Çalışma hayatında şiddet ve tacizin ortadan kaldırılması için bu sözleşmenin önemli olduğuna vurgu yapan Çerkezoğlu, şöyle konuştu: “DİSK olarak çalışma hayatında şiddet ve tacizin, ayrımcı uygulamaların ortadan kalkması ve ILO’nun 190 sayılı Sözleşmesi’nin Türkiye Hükümeti tarafından onaylanması için Kasım 2021’den itibaren kampanya yürütüyoruz ve bunun için mücadele ediyoruz. Meydanlarda başlattığımız çalışmalarımızı bugün itibariyle Türkiye Büyük Millet Meclisi’nde siyasi partiler ve bakanlık görüşmeleri ile sürdüreceğiz. 15 Kasım ve 16 Kasım 2022’de TBMM'de siyasi partiler ile Çalışma ve Sosyal Güvenlik Bakanı’nı ziyaret ederek ILO’nun 190 sayılı Sözleşmesi’nin onaylanması talebimizi yenileyeceğiz.

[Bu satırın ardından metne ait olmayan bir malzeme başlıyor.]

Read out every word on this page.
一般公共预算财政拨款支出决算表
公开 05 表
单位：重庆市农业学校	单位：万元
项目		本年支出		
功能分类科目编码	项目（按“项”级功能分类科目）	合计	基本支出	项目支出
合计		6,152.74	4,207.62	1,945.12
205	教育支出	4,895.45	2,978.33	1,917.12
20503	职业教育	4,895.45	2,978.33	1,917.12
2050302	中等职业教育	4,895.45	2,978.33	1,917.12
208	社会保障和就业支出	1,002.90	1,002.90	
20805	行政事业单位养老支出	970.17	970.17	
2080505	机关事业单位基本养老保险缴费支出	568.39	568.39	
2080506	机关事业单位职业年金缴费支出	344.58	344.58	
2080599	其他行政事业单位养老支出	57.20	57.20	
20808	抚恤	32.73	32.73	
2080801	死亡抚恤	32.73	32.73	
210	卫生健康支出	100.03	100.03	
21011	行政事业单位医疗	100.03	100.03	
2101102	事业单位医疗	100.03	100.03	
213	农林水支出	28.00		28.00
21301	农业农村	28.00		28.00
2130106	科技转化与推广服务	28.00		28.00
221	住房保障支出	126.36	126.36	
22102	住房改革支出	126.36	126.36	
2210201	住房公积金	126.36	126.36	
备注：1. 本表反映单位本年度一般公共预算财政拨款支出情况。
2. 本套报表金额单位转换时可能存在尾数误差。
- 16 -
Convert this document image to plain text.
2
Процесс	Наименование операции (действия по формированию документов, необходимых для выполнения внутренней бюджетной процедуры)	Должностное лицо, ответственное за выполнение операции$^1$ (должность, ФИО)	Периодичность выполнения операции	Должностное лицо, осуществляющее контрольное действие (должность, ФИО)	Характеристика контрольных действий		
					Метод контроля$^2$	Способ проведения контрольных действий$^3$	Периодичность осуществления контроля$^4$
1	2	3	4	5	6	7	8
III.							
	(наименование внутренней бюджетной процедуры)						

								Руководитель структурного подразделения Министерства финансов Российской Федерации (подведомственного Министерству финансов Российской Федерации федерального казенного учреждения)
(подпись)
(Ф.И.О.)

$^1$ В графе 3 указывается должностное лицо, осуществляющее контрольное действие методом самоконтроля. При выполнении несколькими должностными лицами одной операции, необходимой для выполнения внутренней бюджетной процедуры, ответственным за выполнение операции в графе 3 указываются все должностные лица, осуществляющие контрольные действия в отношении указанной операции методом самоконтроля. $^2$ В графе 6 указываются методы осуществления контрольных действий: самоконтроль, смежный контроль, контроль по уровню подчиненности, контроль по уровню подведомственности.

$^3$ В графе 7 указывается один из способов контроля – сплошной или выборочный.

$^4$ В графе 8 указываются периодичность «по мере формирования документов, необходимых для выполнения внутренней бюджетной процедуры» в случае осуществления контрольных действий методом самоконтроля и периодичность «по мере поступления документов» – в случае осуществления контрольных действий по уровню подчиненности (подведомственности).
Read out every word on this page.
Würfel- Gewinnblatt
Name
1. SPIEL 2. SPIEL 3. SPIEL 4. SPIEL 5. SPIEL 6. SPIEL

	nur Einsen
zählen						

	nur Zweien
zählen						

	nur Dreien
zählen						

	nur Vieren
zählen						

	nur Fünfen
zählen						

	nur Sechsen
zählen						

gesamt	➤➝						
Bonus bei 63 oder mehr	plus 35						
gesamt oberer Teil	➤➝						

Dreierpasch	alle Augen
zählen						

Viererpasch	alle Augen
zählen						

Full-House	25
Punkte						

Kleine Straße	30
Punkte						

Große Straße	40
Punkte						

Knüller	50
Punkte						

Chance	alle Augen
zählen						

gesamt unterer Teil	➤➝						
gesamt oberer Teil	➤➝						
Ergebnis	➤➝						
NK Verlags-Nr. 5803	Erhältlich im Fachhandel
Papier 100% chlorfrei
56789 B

Çalışma yaşamında şiddet ve tacizin ortadan kaldırılması için çalışmalarımız sürerken ILO tarafından 27 Eylül 2022’de gerçekleştirilen ‘ILO C190 Sendikal Uygulamalar Çalıştayı’nın bir çıktısı olan DİSK’in ‘Çalışma Yaşamında Şiddet ve Tacizi Önleme’ politika belgesini kamuoyuyla paylaşıyoruz.”
 
TALEP: GÜVENLİ İSTİHDAM
 
Çerkezoğlu, talepleri şöyle sıraladı: “İstanbul Sözleşmesi ve 6284 sayılı Yasa etkin bir biçimde uygulanmalı, 25 Haziran 2021’de yürürlüğe giren ILO 190 sayılı Şiddet ve Taciz Sözleşmesi onaylanmalı, etkin biçimde uygulanmalı, toplumsal cinsiyet temelli suçlarda, kadın cinayetlerinde cinsiyetçi iyi hal, tahrik indirimi gibi uygulamalardan vazgeçilmeli, iktidarın politikalarında kadın istihdamını artırmak için önerilen esnek çalışma biçimleri yerine kadınlar için tam zamanlı ve güvenceli istihdam olanakları yaratılmalı, kadınların işgücüne katılımının önündeki en büyük engellerden olan ve kadınlara özgü görülen ev içi sorumluluklar için kamusal politikaların hayata geçirilmeli, özellikle kamu kurumları ve yerel yönetimler tarafından kreş, gündüz bakım evi, hasta ve yaşlı bakım evleri gibi merkezler açılarak herkesin ücretsiz yararlanabileceği bir hak olarak tanımlanmalı, kamu-özel ayrımı olmaksızın, zorunlu hizmet ve üretim alanında çalışan ebeveynlere dönüşümlü ve eşit olarak ücretli izin verilmelidir.”